Back in 2014 we talked about Translating Frozen Into Arabic, but that’s just one tiny tile in the impressive mosaic that is Rhaomi’s MetaFilter post:
Unlike many cinematic exports, the Disney canon of films distinguishes itself with an impressive dedication to dubbing. Through an in-house service called Disney Character Voices International, not just dialogue but songs, too, are skillfully re-recorded, echoing the voice acting, rhythm, and rhyme scheme of the original work to an uncanny degree (while still leaving plenty of room for lyrical reinvention). The breadth of the effort is surprising, as well — everything from Arabic to Icelandic to Zulu gets its own dub, and their latest project, Encanto, debuted in more than forty tongues (can you even name that many?). Luckily for polyglots everywhere, the exhaustiveness of Disney’s translations is thoroughly documented online in multilanguage mixes and one-line comparisons, linguistic kaleidoscopes that cast new light on old standards.
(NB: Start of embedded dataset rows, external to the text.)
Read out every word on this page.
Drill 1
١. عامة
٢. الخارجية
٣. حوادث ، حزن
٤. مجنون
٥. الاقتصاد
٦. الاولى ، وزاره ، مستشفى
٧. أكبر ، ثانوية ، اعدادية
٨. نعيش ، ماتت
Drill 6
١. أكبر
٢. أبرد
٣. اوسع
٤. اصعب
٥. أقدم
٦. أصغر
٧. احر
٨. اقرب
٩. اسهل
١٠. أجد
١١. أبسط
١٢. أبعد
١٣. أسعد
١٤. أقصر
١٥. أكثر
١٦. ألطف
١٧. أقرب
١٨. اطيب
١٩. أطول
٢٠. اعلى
There are a bunch of links there (and he provides quite a few examples that I didn’t quote), but the only one I’ve linked here is the name-the-language quiz, which I did annoyingly badly on (37/47). Some of it is my fault (I couldn’t come up with some obvious-in-retrospect language names under time pressure), but some of it is theirs (to spare others my suffering, they call it “Mandarin,” not anything involving “Chinese”). You don’t have to put the cursor anywhere on the quiz, just type a language name into the box and if it’s correct the name will appear next to the appropriate translation. Fun, as is the whole post (unfond though I am of Disney movies).